European Community and Union, Association of Overseas Countries and Territories

Freya Baetens

From: Oxford Public International Law (http://opil.ouplaw.com). (c) Oxford University Press, 2015. All Rights Reserved.date: 26 June 2019

Subject(s):
Regional organizations — EU Treaty

Published under the auspices of the Max Planck Foundation for International Peace and the Rule of Law under the direction of Rüdiger Wolfrum.

A. The Overseas Countries and Territories

Historically, the list of overseas countries and territories (‘OCTs’) associated with European States was much longer, but most of these became independent sovereign States (mostly African, Caribbean, and Pacific States; ‘ACP States’) during the period of decolonization. The remaining 25 OCTs are constitutionally linked with Denmark (Greenland), France (French Polynesia, Mayotte, New Caledonia and Dependencies, Saint Pierre and Miquelon, French Southern and Antarctic Territories, and Wallis and Futuna Islands), the Netherlands (Aruba, Bonaire, Curaçao, Saba, Saint Eustatius, Sint Maarten), or the UK (Anguilla, Bermuda, British Antarctic Territory, British Indian Ocean Territory, British Virgin Islands, Cayman Islands, Falkland Islands/Islas Malvinas, Montserrat, Pitcairn Islands, Saint Helena and Dependencies, South Georgia and the South Sandwich Islands, and Turks and Caicos Islands).

The OCTs enjoy various degrees of autonomy and since 1964 have also been associated with the European (Economic) Community (now European Union; ‘EU’) itself in accordance with Part Four Treaty on the Functioning of the European Union (‘TFEU’; European Community and Union, Actor in International Relations). Part Four TFEU almost literally repeats the provisions of the EC Treaty. The Lisbon Treaty brought only minor modifications, changing references to the ‘Community’ into ‘Union’, and ‘Treaty’ into ‘Constitution’.

Although OCTs are not third countries and their nationals are in principle EU citizens, they do not form part of the single market and must comply with third country obligations regarding trade, notably rules of origin, (plant) health, and safeguard measures. The OCTs are not part of the EU, hence EU law applies to them only insofar as necessary to implement the association agreements. In January 2014 Bermuda became the last OCT to join the OCT–EU association arrangements. Prior to this date, Bermuda had chosen not to participate.

To avoid possible confusion, it needs to be borne in mind that there are two associations involved here.
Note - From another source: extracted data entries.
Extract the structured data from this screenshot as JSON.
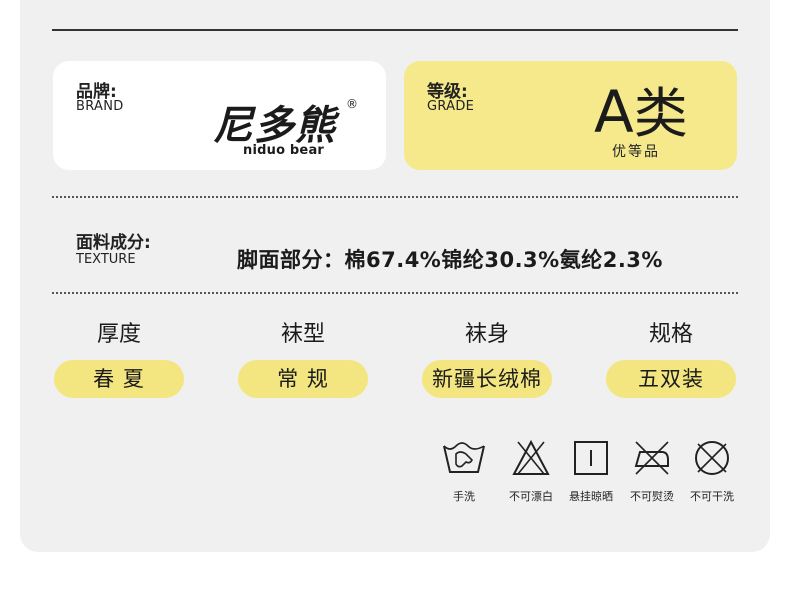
{
  "brand": {
    "label_cn": "品牌:",
    "label_en": "BRAND",
    "logo_cn": "尼多熊",
    "logo_reg": "®",
    "logo_en": "niduo bear"
  },
  "grade": {
    "label_cn": "等级:",
    "label_en": "GRADE",
    "value_letter": "A",
    "value_cn": "类",
    "sub": "优等品"
  },
  "texture": {
    "label_cn": "面料成分:",
    "label_en": "TEXTURE",
    "value": "脚面部分：棉67.4%锦纶30.3%氨纶2.3%"
  },
  "attributes": [
    {
      "head": "厚度",
      "value": "春 夏"
    },
    {
      "head": "袜型",
      "value": "常 规"
    },
    {
      "head": "袜身",
      "value": "新疆长绒棉"
    },
    {
      "head": "规格",
      "value": "五双装"
    }
  ],
  "care": [
    {
      "icon": "hand-wash-icon",
      "label": "手洗"
    },
    {
      "icon": "no-bleach-icon",
      "label": "不可漂白"
    },
    {
      "icon": "hang-dry-icon",
      "label": "悬挂晾晒"
    },
    {
      "icon": "no-iron-icon",
      "label": "不可熨烫"
    },
    {
      "icon": "no-dry-clean-icon",
      "label": "不可干洗"
    }
  ],
  "colors": {
    "panel": "#f0f0f0",
    "accent_yellow": "#f5e98c",
    "pill_yellow": "#f3e57f",
    "text": "#1b1b1b"
  }
}
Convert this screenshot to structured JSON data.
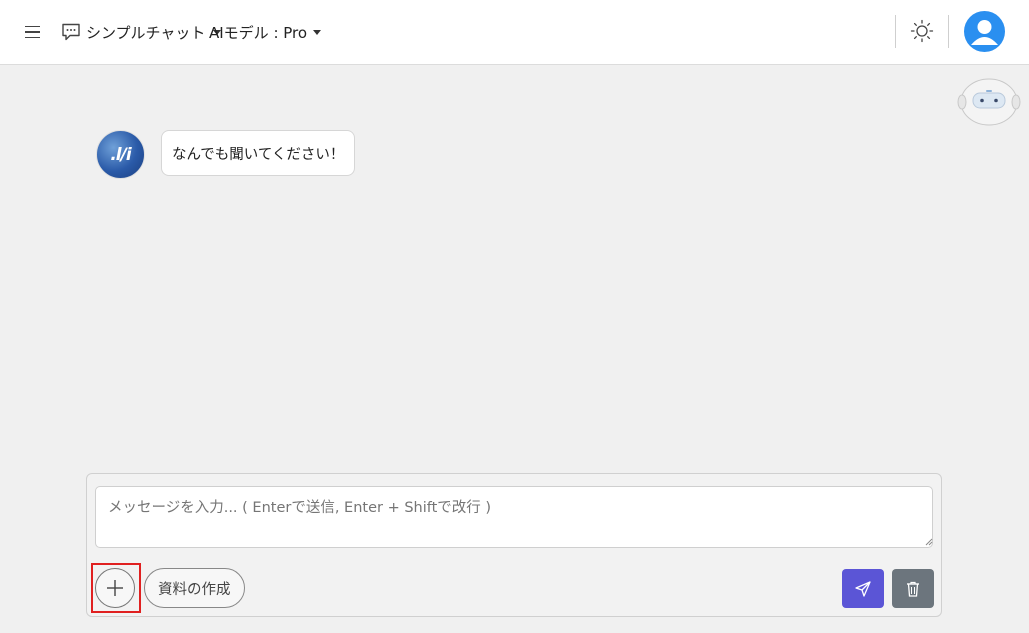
{
  "header": {
    "chat_mode_label": "シンプルチャット",
    "model_label": "AIモデル : Pro"
  },
  "icons": {
    "menu": "hamburger-menu-icon",
    "chat_mode": "chat-bubble-icon",
    "theme": "sun-icon",
    "user": "user-avatar-icon",
    "assistant_character": "robot-icon",
    "attach": "plus-icon",
    "send": "paper-plane-icon",
    "delete": "trash-icon"
  },
  "conversation": {
    "messages": [
      {
        "role": "assistant",
        "avatar_text": ".l/i",
        "text": "なんでも聞いてください！"
      }
    ]
  },
  "composer": {
    "placeholder": "メッセージを入力... ( Enterで送信, Enter + Shiftで改行 )",
    "value": "",
    "create_document_label": "資料の作成"
  },
  "colors": {
    "send_button": "#5b55d6",
    "delete_button": "#6c757d",
    "user_avatar": "#2a8ff0",
    "highlight_outline": "#e02020"
  }
}
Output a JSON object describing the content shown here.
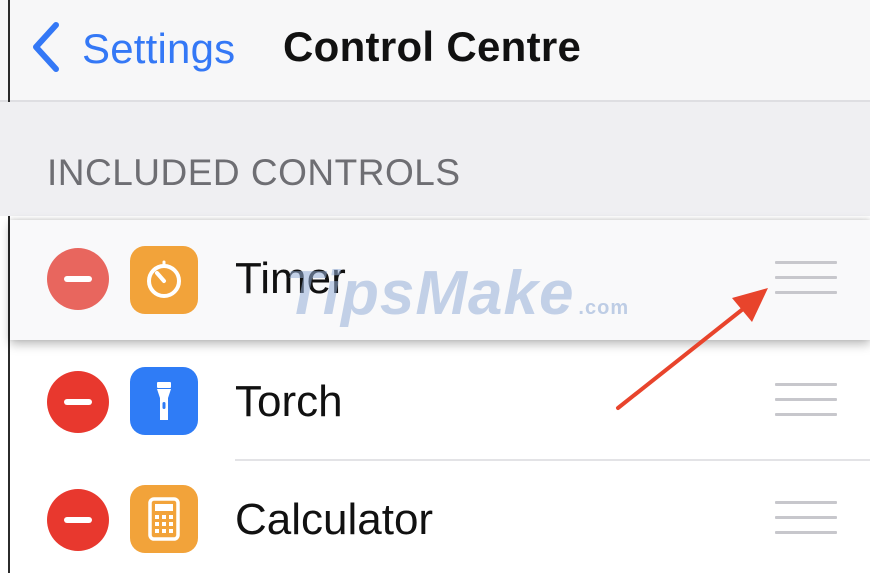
{
  "nav": {
    "back_label": "Settings",
    "title": "Control Centre"
  },
  "section": {
    "header": "INCLUDED CONTROLS"
  },
  "controls": [
    {
      "label": "Timer",
      "icon": "timer-icon",
      "icon_color": "#f2a33a"
    },
    {
      "label": "Torch",
      "icon": "torch-icon",
      "icon_color": "#2f7cf6"
    },
    {
      "label": "Calculator",
      "icon": "calculator-icon",
      "icon_color": "#f2a33a"
    }
  ],
  "colors": {
    "accent": "#3478f6",
    "remove": "#e8382e",
    "annotation_arrow": "#e8442c"
  },
  "watermark": {
    "text": "TipsMake",
    "suffix": ".com"
  }
}
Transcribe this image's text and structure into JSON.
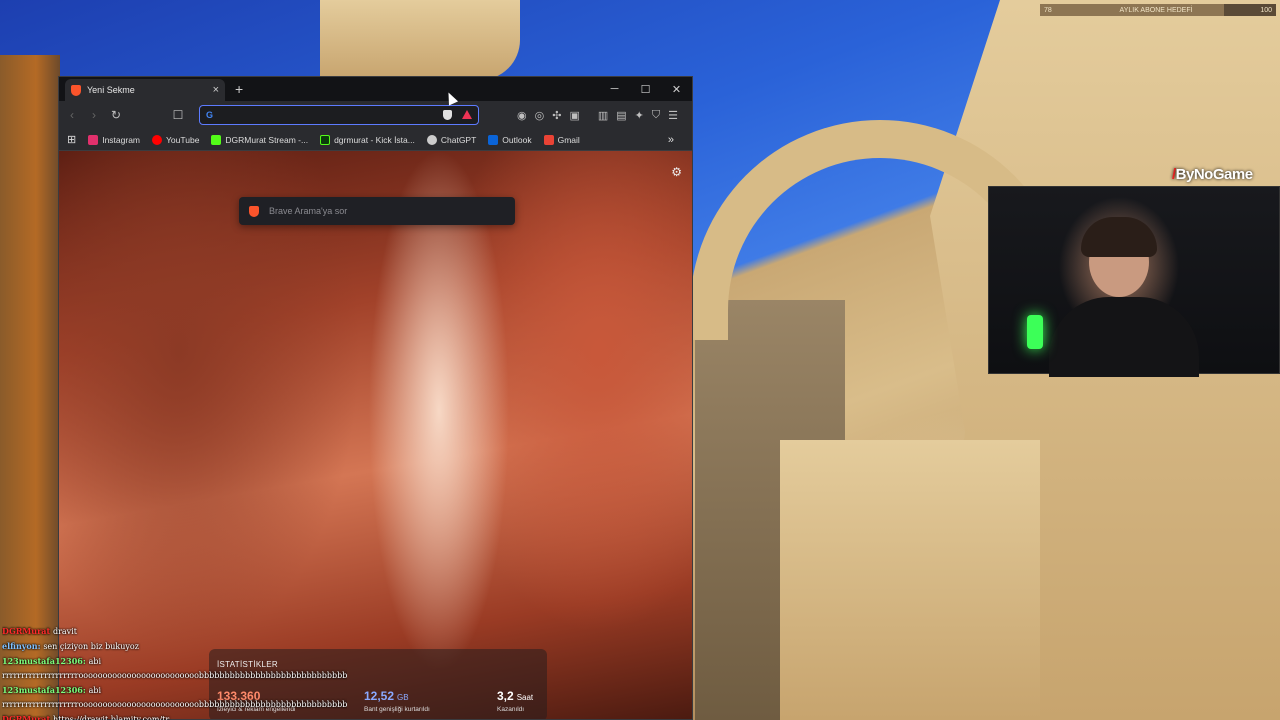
{
  "browser": {
    "tab_title": "Yeni Sekme",
    "tab_close": "×",
    "new_tab": "+",
    "window_controls": {
      "minimize": "─",
      "maximize": "☐",
      "close": "✕"
    },
    "toolbar": {
      "back": "‹",
      "forward": "›",
      "reload": "↻",
      "bookmark": "☐",
      "menu": "☰"
    },
    "address": {
      "value": "",
      "engine_icon": "G"
    },
    "bookmarks": [
      {
        "label": "Instagram",
        "color": "#e1306c"
      },
      {
        "label": "YouTube",
        "color": "#ff0000"
      },
      {
        "label": "DGRMurat Stream -...",
        "color": "#53fc18"
      },
      {
        "label": "dgrmurat - Kick İsta...",
        "color": "#53fc18"
      },
      {
        "label": "ChatGPT",
        "color": "#cccccc"
      },
      {
        "label": "Outlook",
        "color": "#0a64d8"
      },
      {
        "label": "Gmail",
        "color": "#ea4335"
      }
    ],
    "bookmarks_more": "»",
    "newtab": {
      "search_placeholder": "Brave Arama'ya sor",
      "settings_icon": "⚙",
      "stats": {
        "title": "İSTATİSTİKLER",
        "items": [
          {
            "value": "133.360",
            "unit": "",
            "label": "İzleyici & reklam engellendi",
            "color": "#ff8a6a"
          },
          {
            "value": "12,52",
            "unit": "GB",
            "label": "Bant genişliği kurtarıldı",
            "color": "#8aa9ff"
          },
          {
            "value": "3,2",
            "unit": "Saat",
            "label": "Kazanıldı",
            "color": "#ffffff"
          }
        ]
      }
    }
  },
  "overlay": {
    "subgoal": {
      "current": "78",
      "label": "AYLIK ABONE HEDEFİ",
      "target": "100",
      "progress": 0.78
    },
    "logo": {
      "prefix": "/",
      "name": "ByNoGame"
    }
  },
  "chat": [
    {
      "user": "DGRMurat",
      "user_color": "#ff2a2a",
      "text": "dravit"
    },
    {
      "user": "elfinyon:",
      "user_color": "#7fc0ff",
      "text": "sen çiziyon biz bukuyoz"
    },
    {
      "user": "123mustafa12306:",
      "user_color": "#7dff7d",
      "text": "abi"
    },
    {
      "user": "",
      "user_color": "#ffffff",
      "text": "rrrrrrrrrrrrrrrrrrrrooooooooooooooooooooooooobbbbbbbbbbbbbbbbbbbbbbbbbbbbbbllllllllllllllllooooo"
    },
    {
      "user": "123mustafa12306:",
      "user_color": "#7dff7d",
      "text": "abi"
    },
    {
      "user": "",
      "user_color": "#ffffff",
      "text": "rrrrrrrrrrrrrrrrrrrrooooooooooooooooooooooooobbbbbbbbbbbbbbbbbbbbbbbbbbbbbbllllllllllllllllooooo"
    },
    {
      "user": "DGRMurat",
      "user_color": "#ff2a2a",
      "text": "https://drawit.blamity.com/tr"
    }
  ]
}
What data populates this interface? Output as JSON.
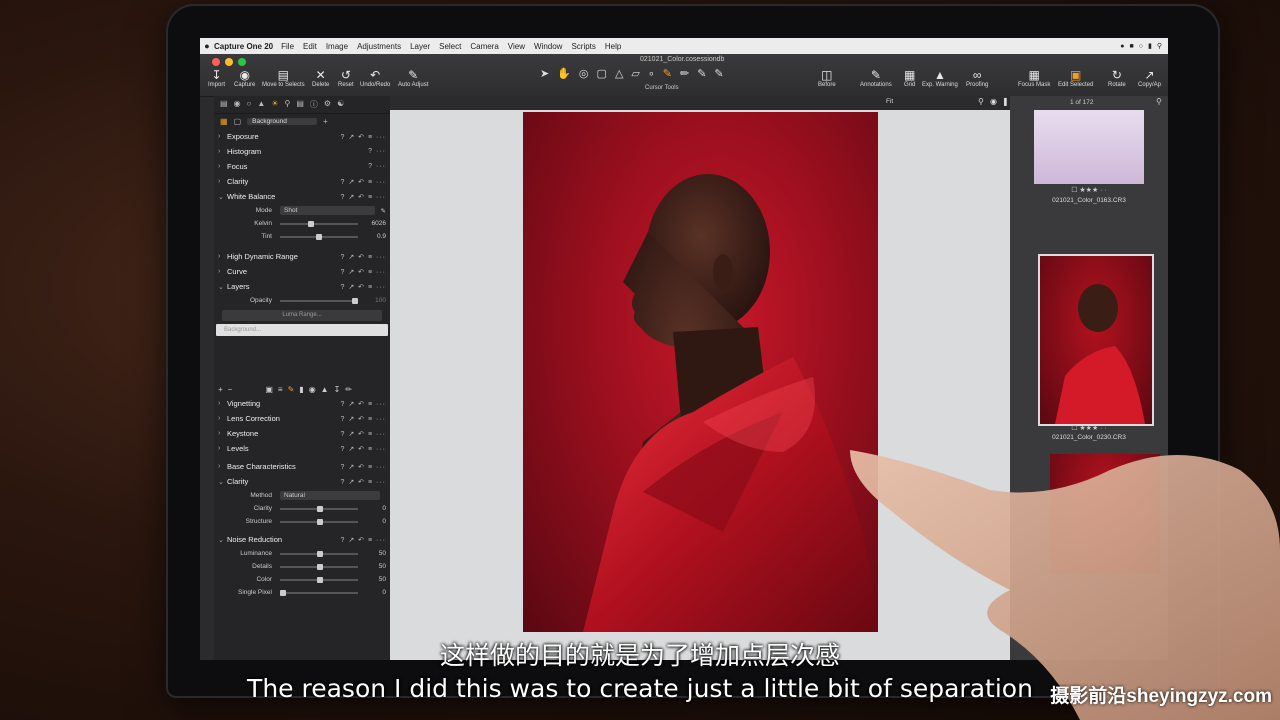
{
  "menubar": {
    "app_name": "Capture One 20",
    "menus": [
      "File",
      "Edit",
      "Image",
      "Adjustments",
      "Layer",
      "Select",
      "Camera",
      "View",
      "Window",
      "Scripts",
      "Help"
    ]
  },
  "document_title": "021021_Color.cosessiondb",
  "toolbar": {
    "buttons": [
      "Import",
      "Capture",
      "Move to Selects",
      "Delete",
      "Reset",
      "Undo/Redo",
      "Auto Adjust"
    ],
    "cursor_tools_label": "Cursor Tools",
    "right_buttons": [
      "Before",
      "Annotations",
      "Grid",
      "Exp. Warning",
      "Proofing",
      "Focus Mask",
      "Edit Selected",
      "Rotate",
      "Copy/Ap"
    ]
  },
  "left_panel": {
    "layer_select": "Background",
    "top_tools": [
      {
        "label": "Exposure",
        "open": false
      },
      {
        "label": "Histogram",
        "open": false
      },
      {
        "label": "Focus",
        "open": false
      },
      {
        "label": "Clarity",
        "open": false
      },
      {
        "label": "White Balance",
        "open": true
      }
    ],
    "white_balance": {
      "mode_label": "Mode",
      "mode_value": "Shot",
      "kelvin_label": "Kelvin",
      "kelvin_value": "6026",
      "tint_label": "Tint",
      "tint_value": "0.9"
    },
    "mid_tools": [
      {
        "label": "High Dynamic Range",
        "open": false
      },
      {
        "label": "Curve",
        "open": false
      },
      {
        "label": "Layers",
        "open": true
      }
    ],
    "layers": {
      "opacity_label": "Opacity",
      "opacity_value": "100",
      "luma_range_label": "Luma Range...",
      "layer_name": "Background..."
    },
    "bottom_tools": [
      {
        "label": "Vignetting",
        "open": false
      },
      {
        "label": "Lens Correction",
        "open": false
      },
      {
        "label": "Keystone",
        "open": false
      },
      {
        "label": "Levels",
        "open": false
      },
      {
        "label": "Base Characteristics",
        "open": false
      },
      {
        "label": "Clarity",
        "open": true
      }
    ],
    "clarity": {
      "method_label": "Method",
      "method_value": "Natural",
      "clarity_label": "Clarity",
      "clarity_value": "0",
      "structure_label": "Structure",
      "structure_value": "0"
    },
    "noise_reduction": {
      "title": "Noise Reduction",
      "luminance_label": "Luminance",
      "luminance_value": "50",
      "details_label": "Details",
      "details_value": "50",
      "color_label": "Color",
      "color_value": "50",
      "single_pixel_label": "Single Pixel",
      "single_pixel_value": "0"
    }
  },
  "viewer": {
    "fit_label": "Fit"
  },
  "browser": {
    "count": "1 of 172",
    "thumbnails": [
      {
        "name": "021021_Color_0163.CR3"
      },
      {
        "name": "021021_Color_0230.CR3"
      }
    ]
  },
  "subtitles": {
    "chinese": "这样做的目的就是为了增加点层次感",
    "english": "The reason I did this was to create just a little bit of separation"
  },
  "watermark": "摄影前沿sheyingzyz.com",
  "colors": {
    "accent": "#f0a020",
    "backdrop_red": "#b3121f",
    "satin_red": "#d41a28"
  }
}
On the one hand, there is the Overseas Countries and Territories of the European Union Association (‘OCTA’), which is a non-governmental actor that defends the interests of the OCTs and is as such not linked to any EU legislation on the OCTs. On the other hand, there are the association agreements (‘Overseas Association Decisions’) governing the relationship between the OCTs and the EU (European Community and Union, Association Agreements).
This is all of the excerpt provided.